Pinecone Store for Retrieval Augmented Generation (RAG)

When implementing Retrieval Augmented Generation (RAG), a robust document store is crucial. This guide demonstrates how to leverage a Pinecone database as the document store.

Leveraging the Pinecone Document Store

To make use of the Pinecone document store, you’ll need to include the following dependency:

<dependency>
    <groupId>io.quarkiverse.langchain4j</groupId>
    <artifactId>quarkus-langchain4j-pinecone</artifactId>
</dependency>

Configuration Settings

Customize the behavior of the extension by exploring various configuration options:

Configuration property fixed at build time - All other configuration properties are overridable at runtime

Configuration property

Type

Default

The API key to Pinecone.

Environment variable: QUARKUS_LANGCHAIN4J_PINECONE_API_KEY

string

required

Environment name, e.g. gcp-starter or northamerica-northeast1-gcp.

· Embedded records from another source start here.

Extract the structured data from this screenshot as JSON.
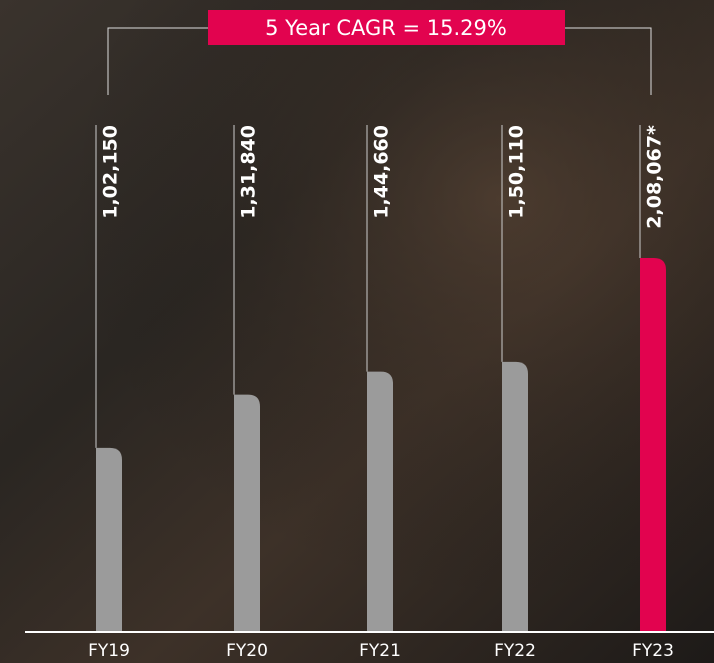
{
  "chart_data": {
    "type": "bar",
    "annotation": "5 Year CAGR = 15.29%",
    "categories": [
      "FY19",
      "FY20",
      "FY21",
      "FY22",
      "FY23"
    ],
    "values": [
      102150,
      131840,
      144660,
      150110,
      208067
    ],
    "value_labels": [
      "1,02,150",
      "1,31,840",
      "1,44,660",
      "1,50,110",
      "2,08,067*"
    ],
    "colors": [
      "#9b9b9b",
      "#9b9b9b",
      "#9b9b9b",
      "#9b9b9b",
      "#e2034f"
    ],
    "annotation_color": "#e2034f"
  }
}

Environment variable: QUARKUS_LANGCHAIN4J_PINECONE_ENVIRONMENT

string

required

ID of the project.

Environment variable: QUARKUS_LANGCHAIN4J_PINECONE_PROJECT_ID

string

required

Name of the index within the project. If the index doesn’t exist, it will be created.

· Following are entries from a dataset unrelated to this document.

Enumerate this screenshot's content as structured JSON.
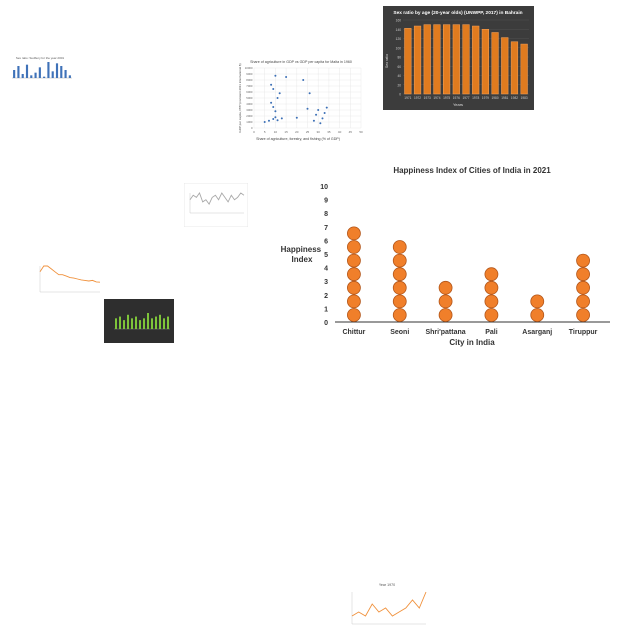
{
  "chart_data": [
    {
      "type": "dot",
      "title": "Happiness Index of Cities of India in 2021",
      "xlabel": "City in India",
      "ylabel": "Happiness Index",
      "categories": [
        "Chittur",
        "Seoni",
        "Shri'pattana",
        "Pali",
        "Asarganj",
        "Tiruppur"
      ],
      "values": [
        7,
        6,
        3,
        4,
        2,
        5
      ],
      "yticks": [
        "0",
        "1",
        "2",
        "3",
        "4",
        "5",
        "6",
        "7",
        "8",
        "9",
        "10"
      ],
      "ylim": [
        0,
        10
      ],
      "grid": false,
      "colors": {
        "dot_fill": "#f07f2a",
        "dot_stroke": "#b3561a"
      }
    },
    {
      "type": "bar",
      "title": "Sex ratio by age (20-year olds) (UNWPP, 2017) in Bahrain",
      "xlabel": "Years",
      "ylabel": "Sex ratio",
      "categories": [
        "1971",
        "1972",
        "1973",
        "1974",
        "1975",
        "1976",
        "1977",
        "1978",
        "1979",
        "1980",
        "1981",
        "1982",
        "1983"
      ],
      "values": [
        142,
        147,
        150,
        150,
        150,
        150,
        150,
        147,
        140,
        133,
        122,
        113,
        108
      ],
      "yticks": [
        "0",
        "20",
        "40",
        "60",
        "80",
        "100",
        "120",
        "140",
        "160"
      ],
      "ylim": [
        0,
        160
      ],
      "colors": {
        "background": "#3c3c3c",
        "bar": "#e07b1f"
      }
    },
    {
      "type": "scatter",
      "title": "Share of agriculture in GDP vs GDP per capita for Malta in 1960",
      "xlabel": "Share of agriculture, forestry, and fishing (% of GDP)",
      "ylabel": "GDP per capita, PPP (constant 2011 international $)",
      "xticks": [
        "0",
        "5",
        "10",
        "15",
        "20",
        "25",
        "30",
        "35",
        "40",
        "45",
        "50"
      ],
      "yticks": [
        "0",
        "1000",
        "2000",
        "3000",
        "4000",
        "5000",
        "6000",
        "7000",
        "8000",
        "9000",
        "10000"
      ],
      "xlim": [
        0,
        50
      ],
      "ylim": [
        0,
        10000
      ],
      "points": [
        [
          5,
          1000
        ],
        [
          7,
          1200
        ],
        [
          9,
          1500
        ],
        [
          10,
          1800
        ],
        [
          11,
          1300
        ],
        [
          8,
          4200
        ],
        [
          9,
          3500
        ],
        [
          10,
          2800
        ],
        [
          8,
          7200
        ],
        [
          9,
          6500
        ],
        [
          12,
          5800
        ],
        [
          11,
          5000
        ],
        [
          10,
          8700
        ],
        [
          13,
          1600
        ],
        [
          15,
          8500
        ],
        [
          20,
          1700
        ],
        [
          23,
          8000
        ],
        [
          25,
          3200
        ],
        [
          26,
          5800
        ],
        [
          28,
          1200
        ],
        [
          29,
          2200
        ],
        [
          30,
          3000
        ],
        [
          32,
          1600
        ],
        [
          33,
          2500
        ],
        [
          34,
          3400
        ],
        [
          31,
          800
        ]
      ],
      "colors": {
        "point": "#3b6fb6"
      }
    },
    {
      "type": "bar",
      "title": "Sex ratio: Sudbury for the year 2001",
      "colors": {
        "bar": "#3f72b8"
      },
      "values": [
        6,
        9,
        3,
        10,
        2,
        4,
        8,
        1,
        12,
        5,
        11,
        9,
        6,
        2
      ]
    },
    {
      "type": "line",
      "colors": {
        "line": "#a9a9a9"
      },
      "values": [
        6,
        8,
        7,
        9,
        5,
        6,
        4,
        7,
        8,
        6,
        9,
        7,
        5,
        8,
        6,
        7,
        9,
        8
      ]
    },
    {
      "type": "line",
      "colors": {
        "line": "#f0913c"
      },
      "values": [
        7,
        9,
        9,
        8,
        7,
        6,
        6,
        5.5,
        5,
        4.8,
        4.5,
        4.2,
        4,
        3.8,
        4,
        3.5,
        3.4
      ]
    },
    {
      "type": "bar",
      "colors": {
        "background": "#2e2e2e",
        "bar": "#7ec43a"
      },
      "values": [
        6,
        7,
        5,
        8,
        6,
        7,
        5,
        6,
        9,
        6,
        7,
        8,
        6,
        7
      ]
    },
    {
      "type": "line",
      "title": "Year 1970",
      "colors": {
        "line": "#f0913c"
      },
      "values": [
        2,
        3,
        2,
        5,
        3,
        4,
        2,
        3,
        4,
        6,
        4,
        8
      ]
    }
  ]
}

Environment variable: QUARKUS_LANGCHAIN4J_PINECONE_INDEX_NAME

string

required

Dimension of the embeddings in the index. This is required only in case that the index doesn’t exist yet and needs to be created.

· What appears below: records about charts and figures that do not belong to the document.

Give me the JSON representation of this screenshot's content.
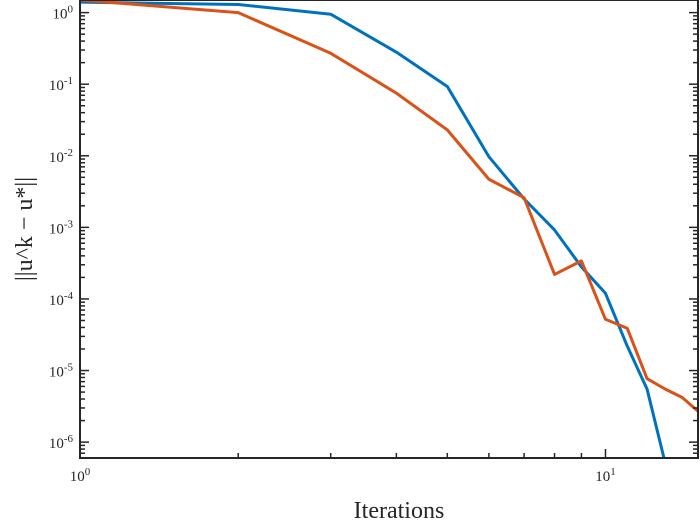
{
  "chart_data": {
    "type": "line",
    "xlabel": "Iterations",
    "ylabel": "||u^k − u*||",
    "xscale": "log",
    "yscale": "log",
    "xlim": [
      1,
      15
    ],
    "ylim": [
      6e-07,
      1.5
    ],
    "grid": false,
    "x_ticks": [
      {
        "value": 1,
        "base": "10",
        "exp": "0"
      },
      {
        "value": 10,
        "base": "10",
        "exp": "1"
      }
    ],
    "y_ticks": [
      {
        "value": 1,
        "base": "10",
        "exp": "0"
      },
      {
        "value": 0.1,
        "base": "10",
        "exp": "-1"
      },
      {
        "value": 0.01,
        "base": "10",
        "exp": "-2"
      },
      {
        "value": 0.001,
        "base": "10",
        "exp": "-3"
      },
      {
        "value": 0.0001,
        "base": "10",
        "exp": "-4"
      },
      {
        "value": 1e-05,
        "base": "10",
        "exp": "-5"
      },
      {
        "value": 1e-06,
        "base": "10",
        "exp": "-6"
      }
    ],
    "series": [
      {
        "color": "#0072BD",
        "x": [
          1,
          2,
          3,
          4,
          5,
          6,
          7,
          8,
          9,
          10,
          11,
          12,
          13
        ],
        "y": [
          1.4,
          1.3,
          0.95,
          0.28,
          0.093,
          0.0097,
          0.0025,
          0.00092,
          0.00028,
          0.00012,
          2.2e-05,
          5.5e-06,
          5e-07
        ]
      },
      {
        "color": "#D95319",
        "x": [
          1,
          2,
          3,
          4,
          5,
          6,
          7,
          8,
          9,
          10,
          11,
          12,
          13,
          14,
          15
        ],
        "y": [
          1.5,
          1.0,
          0.27,
          0.075,
          0.023,
          0.0047,
          0.0026,
          0.00022,
          0.00034,
          5.2e-05,
          3.9e-05,
          7.7e-06,
          5.5e-06,
          4.2e-06,
          2.7e-06
        ]
      }
    ]
  }
}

Environment variable: QUARKUS_LANGCHAIN4J_PINECONE_DIMENSION

int

The type of the pod to use. This is only used if the index doesn’t exist yet and needs to be created. The format: One of s1, p1, or p2 appended with . and one of x1, x2, x4, or x8.

Environment variable: QUARKUS_LANGCHAIN4J_PINECONE_POD_TYPE

string

s1.x1

The timeout duration for the index to become ready. Only relevant if the index doesn’t exist yet and needs to be created. If not specified, 1 minute will be used.

Environment variable: QUARKUS_LANGCHAIN4J_PINECONE_INDEX_READINESS_TIMEOUT

Duration

The namespace.

Environment variable: QUARKUS_LANGCHAIN4J_PINECONE_NAMESPACE

string

The name of the field that contains the text segment.

Environment variable: QUARKUS_LANGCHAIN4J_PINECONE_TEXT_FIELD_NAME

string

text

The timeout duration for the Pinecone client. If not specified, 5 seconds will be used.

Environment variable: QUARKUS_LANGCHAIN4J_PINECONE_TIMEOUT

Duration

About the Duration format

To write duration values, use the standard java.time.Duration format. See the Duration#parse() Java API documentation for more information.

You can also use a simplified format, starting with a number:

  • If the value is only a number, it represents time in seconds.

  • If the value is a number followed by ms, it represents time in milliseconds.

In other cases, the simplified format is translated to the java.time.Duration format for parsing:

  • If the value is a number followed by h, m, or s, it is prefixed with PT.

  • If the value is a number followed by d, it is prefixed with P.